Bendice, alma mía, al Señor. Señor, Dios mío, cuán grande eres… El estableció la tierra sobre sus cimientos, para que jamás sea sacudida… El hace brotar manantiales en los valles… El riega los montes… El hace brotar la hierba… las plantas… y alimento… los árboles… los montes altos… El hizo la luna… el sol… Sale el hombre a su trabajo, y a su labor hasta el atardecer… Todos ellos esperan en ti, para que les des su comida a su tiempo. Tú les das, ellos recogen; abres tu mano, se sacian de bienes. Escondes tu rostro, se turban; les quitas el aliento, expiran, y vuelven al polvo. Envías tu Espíritu, son creados, y renuevas la faz de la tierra (Salmos 104).
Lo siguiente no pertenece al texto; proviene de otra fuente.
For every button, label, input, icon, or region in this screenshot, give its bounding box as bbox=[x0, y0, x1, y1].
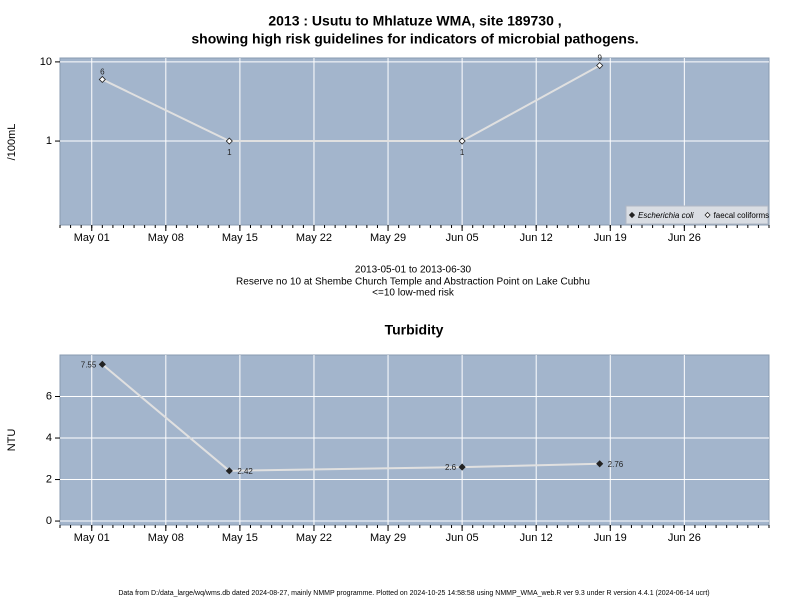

Cuando contrastamos la adoración y gratitud del salmista, con la generación de hombres que menciona el apóstol Pablo en Romanos 1, vemos que hay dos tipos de personas muy distintas en la tierra. El primero bendice, el segundo detiene con injusticia la verdad. Nuestro hombre adora en Espíritu y verdad; el que menciona Pablo no le honra como Dios, ni le da gracias, sino que se hace vano en sus razonamientos, y cambia la gloria de Dios por una imagen de hombre corruptible, vende la verdad de Dios por la mentira, y adora y sirve a la criatura en lugar del Creador. Esta ingratitud e idolatría tuvo como resultado ser entregados a pasiones degradantes y una mente depravada. Nuestra sociedad ha regresado de forma mayoritaria a esa manera de razonar necia, y los resultados los padecemos en todo el continente. Nuestro hombre cantará al Señor mientras viva, cantará alabanzas a Dios mientras exista, meditará en Él y se alegrará en el Señor (versículos 33,34).
Dios de toda creación, te damos gracias por tu bondad y maravillas para con los hijos de los hombres. Perdona nuestra maldad y llévanos a la cordura de una vida agradecida. En el nombre de Jesús. Amén.